Retour dans le Nord, à Lens, dans un contexte qu’il connaît bien. Auteur d’une saison plus qu’aboutie (28 buts encaissés en 36 rencontres) avec un groupe essentiellement composé d’africain, il se sent véritablement à son aise (R.Boli, Bocandé, Adjovi-Bocco, Arsène…). Sa bonne saison lensoise va même avoir le mérite d’attirer les yeux de Bernard Tapie et de l’OM mais Lama reste fidèle au PSG. Les arguments parisiens sont plus forts, et c’est vers la capitale que Lama s’envole. « Au mois de mai, le jour de la catastrophe de Furiani me semble-t-il, Jean-Pierre Bernes et Pape Diouf viennent à la maison. Ils me proposent de signer à Marseille ! L’OM est prêt à me donner ce que je veux. Mais je ne veux pas travailler avec Bernard Tapie. Et puis, je n’aime pas leur discours à Marseille. C’est du genre : « T’as déjà signé un pré-contrat avec le PSG ! Mais on s’en fout des contrats ! » Je refuse sans la moindre hésitation. J’aurais eu une trajectoire sportive forcément différente mais je n’ai aucun regret. Je voulais débuter une nouvelle aventure et celle que me proposait le PSG me convenait parfaitement…»

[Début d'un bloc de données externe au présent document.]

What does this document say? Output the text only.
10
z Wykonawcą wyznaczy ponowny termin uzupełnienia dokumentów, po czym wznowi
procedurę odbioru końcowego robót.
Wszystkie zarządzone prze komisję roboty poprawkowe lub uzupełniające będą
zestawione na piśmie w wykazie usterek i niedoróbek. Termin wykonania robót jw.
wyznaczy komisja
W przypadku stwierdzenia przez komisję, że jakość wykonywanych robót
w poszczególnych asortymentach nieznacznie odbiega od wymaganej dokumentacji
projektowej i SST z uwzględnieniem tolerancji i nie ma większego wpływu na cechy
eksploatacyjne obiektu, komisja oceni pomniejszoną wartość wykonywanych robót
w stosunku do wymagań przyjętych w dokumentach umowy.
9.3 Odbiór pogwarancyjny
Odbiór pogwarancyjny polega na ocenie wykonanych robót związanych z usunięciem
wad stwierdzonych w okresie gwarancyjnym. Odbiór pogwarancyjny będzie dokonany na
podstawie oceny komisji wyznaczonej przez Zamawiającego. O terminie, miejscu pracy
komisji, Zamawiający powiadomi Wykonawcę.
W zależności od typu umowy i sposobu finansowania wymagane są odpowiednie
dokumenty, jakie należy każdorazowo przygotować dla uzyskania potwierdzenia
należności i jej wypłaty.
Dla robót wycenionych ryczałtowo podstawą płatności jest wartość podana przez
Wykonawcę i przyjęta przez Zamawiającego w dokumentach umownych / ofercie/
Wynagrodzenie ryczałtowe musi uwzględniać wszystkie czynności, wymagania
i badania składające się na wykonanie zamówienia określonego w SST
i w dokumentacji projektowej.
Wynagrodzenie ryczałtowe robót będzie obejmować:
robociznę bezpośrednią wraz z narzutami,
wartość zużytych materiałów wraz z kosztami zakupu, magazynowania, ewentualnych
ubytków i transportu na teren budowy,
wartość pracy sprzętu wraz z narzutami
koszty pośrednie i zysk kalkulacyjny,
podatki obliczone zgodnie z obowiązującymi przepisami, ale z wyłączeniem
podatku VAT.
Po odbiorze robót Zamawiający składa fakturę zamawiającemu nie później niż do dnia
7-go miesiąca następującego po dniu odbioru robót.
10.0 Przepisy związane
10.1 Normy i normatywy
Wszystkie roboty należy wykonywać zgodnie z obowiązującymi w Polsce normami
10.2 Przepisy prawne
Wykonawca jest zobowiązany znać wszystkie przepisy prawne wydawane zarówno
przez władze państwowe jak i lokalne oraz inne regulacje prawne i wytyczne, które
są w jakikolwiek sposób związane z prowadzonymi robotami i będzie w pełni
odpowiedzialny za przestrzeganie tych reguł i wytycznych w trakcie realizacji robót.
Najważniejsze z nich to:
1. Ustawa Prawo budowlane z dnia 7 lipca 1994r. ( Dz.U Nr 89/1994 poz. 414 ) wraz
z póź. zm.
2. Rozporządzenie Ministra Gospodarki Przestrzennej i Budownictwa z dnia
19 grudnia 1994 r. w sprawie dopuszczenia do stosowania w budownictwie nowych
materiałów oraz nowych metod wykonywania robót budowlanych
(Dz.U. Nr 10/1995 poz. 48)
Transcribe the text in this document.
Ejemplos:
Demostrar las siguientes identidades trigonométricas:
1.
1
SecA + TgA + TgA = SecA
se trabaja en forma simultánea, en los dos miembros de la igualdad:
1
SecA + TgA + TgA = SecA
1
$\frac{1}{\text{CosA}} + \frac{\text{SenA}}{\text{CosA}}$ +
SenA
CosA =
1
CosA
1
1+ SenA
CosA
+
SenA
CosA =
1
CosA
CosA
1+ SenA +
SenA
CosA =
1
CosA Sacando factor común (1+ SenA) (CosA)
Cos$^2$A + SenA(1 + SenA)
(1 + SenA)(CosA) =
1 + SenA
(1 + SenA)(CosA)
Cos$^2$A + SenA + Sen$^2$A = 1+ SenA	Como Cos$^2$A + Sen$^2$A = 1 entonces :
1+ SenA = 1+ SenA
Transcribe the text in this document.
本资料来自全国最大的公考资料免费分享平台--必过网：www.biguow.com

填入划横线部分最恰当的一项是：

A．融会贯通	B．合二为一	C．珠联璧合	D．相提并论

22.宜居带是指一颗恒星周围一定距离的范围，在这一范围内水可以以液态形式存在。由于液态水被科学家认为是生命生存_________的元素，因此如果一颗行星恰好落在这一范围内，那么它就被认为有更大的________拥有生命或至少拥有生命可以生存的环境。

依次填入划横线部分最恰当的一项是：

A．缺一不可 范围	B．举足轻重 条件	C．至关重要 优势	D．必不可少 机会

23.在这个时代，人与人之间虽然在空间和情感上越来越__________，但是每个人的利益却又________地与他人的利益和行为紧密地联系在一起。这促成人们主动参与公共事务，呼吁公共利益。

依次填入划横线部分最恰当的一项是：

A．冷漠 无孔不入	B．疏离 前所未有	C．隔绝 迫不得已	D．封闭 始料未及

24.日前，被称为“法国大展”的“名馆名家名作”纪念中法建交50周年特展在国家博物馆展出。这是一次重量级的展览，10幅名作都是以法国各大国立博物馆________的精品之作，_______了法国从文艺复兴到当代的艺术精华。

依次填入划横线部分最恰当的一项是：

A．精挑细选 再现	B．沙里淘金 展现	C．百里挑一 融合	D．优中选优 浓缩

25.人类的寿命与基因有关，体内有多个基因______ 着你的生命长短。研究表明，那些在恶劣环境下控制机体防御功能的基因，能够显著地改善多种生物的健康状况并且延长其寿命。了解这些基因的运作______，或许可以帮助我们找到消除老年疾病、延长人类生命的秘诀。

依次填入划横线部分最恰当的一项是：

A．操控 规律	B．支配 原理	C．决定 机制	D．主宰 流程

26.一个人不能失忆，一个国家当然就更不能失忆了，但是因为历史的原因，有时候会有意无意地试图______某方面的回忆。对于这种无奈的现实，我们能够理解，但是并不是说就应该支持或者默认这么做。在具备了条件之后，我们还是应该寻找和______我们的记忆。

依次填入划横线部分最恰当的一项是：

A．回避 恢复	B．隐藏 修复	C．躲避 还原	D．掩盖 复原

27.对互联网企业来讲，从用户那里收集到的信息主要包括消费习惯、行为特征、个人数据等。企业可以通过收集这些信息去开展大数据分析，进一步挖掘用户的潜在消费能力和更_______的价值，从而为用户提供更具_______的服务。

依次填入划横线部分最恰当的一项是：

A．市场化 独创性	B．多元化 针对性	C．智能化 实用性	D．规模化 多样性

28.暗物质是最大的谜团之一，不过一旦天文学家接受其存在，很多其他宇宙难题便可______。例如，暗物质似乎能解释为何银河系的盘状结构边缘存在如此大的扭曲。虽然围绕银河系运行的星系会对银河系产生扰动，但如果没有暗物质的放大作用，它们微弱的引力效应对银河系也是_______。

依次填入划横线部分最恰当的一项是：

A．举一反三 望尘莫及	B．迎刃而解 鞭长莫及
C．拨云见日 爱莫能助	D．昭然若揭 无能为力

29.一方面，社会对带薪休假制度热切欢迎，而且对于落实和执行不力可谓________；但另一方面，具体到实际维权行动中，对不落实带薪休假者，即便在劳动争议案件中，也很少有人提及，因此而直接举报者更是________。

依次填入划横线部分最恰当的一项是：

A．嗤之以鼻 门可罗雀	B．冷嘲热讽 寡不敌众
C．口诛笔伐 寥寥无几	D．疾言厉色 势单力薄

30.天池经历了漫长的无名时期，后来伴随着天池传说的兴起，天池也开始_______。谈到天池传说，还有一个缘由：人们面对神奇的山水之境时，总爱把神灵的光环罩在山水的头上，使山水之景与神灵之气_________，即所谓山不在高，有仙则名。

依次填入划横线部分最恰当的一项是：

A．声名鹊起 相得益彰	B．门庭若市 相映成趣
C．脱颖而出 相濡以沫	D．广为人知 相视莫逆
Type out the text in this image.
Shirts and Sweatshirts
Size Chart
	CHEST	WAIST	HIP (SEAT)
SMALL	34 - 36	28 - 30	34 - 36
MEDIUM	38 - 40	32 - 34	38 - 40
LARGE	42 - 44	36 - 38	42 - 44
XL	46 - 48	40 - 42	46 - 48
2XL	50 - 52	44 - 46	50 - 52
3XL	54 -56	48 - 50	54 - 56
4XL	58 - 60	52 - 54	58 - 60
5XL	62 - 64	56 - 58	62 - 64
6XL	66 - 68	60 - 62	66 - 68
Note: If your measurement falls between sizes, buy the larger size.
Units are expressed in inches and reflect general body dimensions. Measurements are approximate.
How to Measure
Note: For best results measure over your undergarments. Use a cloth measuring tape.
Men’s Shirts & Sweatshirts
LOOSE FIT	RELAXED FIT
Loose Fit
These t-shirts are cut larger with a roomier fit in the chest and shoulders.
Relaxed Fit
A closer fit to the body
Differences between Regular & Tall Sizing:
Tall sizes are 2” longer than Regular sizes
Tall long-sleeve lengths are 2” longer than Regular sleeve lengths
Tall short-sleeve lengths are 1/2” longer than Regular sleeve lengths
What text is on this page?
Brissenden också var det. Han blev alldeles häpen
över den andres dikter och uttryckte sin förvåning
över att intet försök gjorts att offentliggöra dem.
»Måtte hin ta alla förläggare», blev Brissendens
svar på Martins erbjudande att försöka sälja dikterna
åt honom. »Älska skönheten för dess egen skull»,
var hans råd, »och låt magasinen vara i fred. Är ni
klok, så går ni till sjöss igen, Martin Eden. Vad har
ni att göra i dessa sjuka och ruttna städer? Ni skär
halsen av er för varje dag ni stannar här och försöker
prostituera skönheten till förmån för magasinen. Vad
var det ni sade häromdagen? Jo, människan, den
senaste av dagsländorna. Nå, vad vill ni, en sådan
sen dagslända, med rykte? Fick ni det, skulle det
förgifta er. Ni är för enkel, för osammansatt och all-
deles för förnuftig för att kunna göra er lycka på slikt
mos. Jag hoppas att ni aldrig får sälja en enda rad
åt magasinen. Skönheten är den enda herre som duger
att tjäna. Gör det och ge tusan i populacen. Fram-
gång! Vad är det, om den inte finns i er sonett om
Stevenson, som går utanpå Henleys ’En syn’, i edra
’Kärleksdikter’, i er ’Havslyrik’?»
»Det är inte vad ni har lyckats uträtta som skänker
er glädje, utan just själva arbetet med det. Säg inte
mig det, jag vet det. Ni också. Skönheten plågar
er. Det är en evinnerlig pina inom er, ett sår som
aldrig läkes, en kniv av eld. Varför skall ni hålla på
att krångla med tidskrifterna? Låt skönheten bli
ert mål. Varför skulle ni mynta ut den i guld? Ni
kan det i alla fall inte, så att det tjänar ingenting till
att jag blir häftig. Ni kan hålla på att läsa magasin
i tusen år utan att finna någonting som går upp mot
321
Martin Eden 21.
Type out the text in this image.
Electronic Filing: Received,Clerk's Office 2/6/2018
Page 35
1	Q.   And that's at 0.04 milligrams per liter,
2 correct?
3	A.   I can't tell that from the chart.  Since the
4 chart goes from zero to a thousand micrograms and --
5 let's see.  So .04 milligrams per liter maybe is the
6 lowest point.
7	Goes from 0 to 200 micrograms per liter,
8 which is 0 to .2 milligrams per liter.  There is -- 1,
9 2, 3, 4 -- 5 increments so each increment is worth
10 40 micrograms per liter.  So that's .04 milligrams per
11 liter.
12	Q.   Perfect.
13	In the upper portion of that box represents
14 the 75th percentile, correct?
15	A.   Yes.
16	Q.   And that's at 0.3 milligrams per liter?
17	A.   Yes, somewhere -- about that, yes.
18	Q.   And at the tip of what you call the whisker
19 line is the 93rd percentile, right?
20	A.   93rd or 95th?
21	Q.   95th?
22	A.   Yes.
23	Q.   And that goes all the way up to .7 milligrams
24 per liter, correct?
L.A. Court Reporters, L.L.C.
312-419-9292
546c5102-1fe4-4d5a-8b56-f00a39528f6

Le PSG, l’Equipe de France : Lama sur le toit du monde

En 1992, c’est le grand tournant. Lama est, à presque 30 ans, le nouveau gardien du Paris Saint Germain en remplacement de Joël Bats qui devient entraîneur des gardiens, pour transmettre son savoir. Il signe pour 5 ans dans le club phare du moment, impulsé par son actionnaire Canal + qui ne rechigne pas sur les moyens financiers pour mettre le club de la capitale dans les meilleures dispositions. A l’âge où certains commencent à songer à leur après carrière, Lama lui n’est pas encore à l’apogée de la sienne. Les performances du club parisien vont faciliter son intégration et sa mise en lumière, si bien qu’il s’impose très rapidement comme le meilleur gardien français malgré quelques petites difficultés avec le public à son arrivée. « Je me souviens également de mon premier match au Parc des Princes, lors du tournoi de Paris. Lors de l’échauffement côté Boulogne, je me fait siffler car moi le black, je remplace Joël Bats, l’idole du Parc. Ce n’est pas évident mais dans ma tête je me dis : « ils finiront par te respecter… » C’est ce qui s’est produit. ». Ses arrêts spectaculaires dans un style particulier, son assurance dans les prises de balle aérienne pleines de souplesse et d’autorité, sa détente exceptionnelle forgée les pieds dans le sable en Guyane mais aussi son allure féline lui vaudront le surnom du « jaguar » ou du « chat » Il se construit une identité propre, par des équipements bariolés verts, jaunes et rouges. Lama est associé au PSG qui gagne, celui de Valdo, Ricardo, Ginola ou Le Guen. En Championnat comme Coupe d’Europe il se montre décisif. Et, chose unique, il trouve enfin la stabilité dans un club qui semble lui coller parfaitement à la peau.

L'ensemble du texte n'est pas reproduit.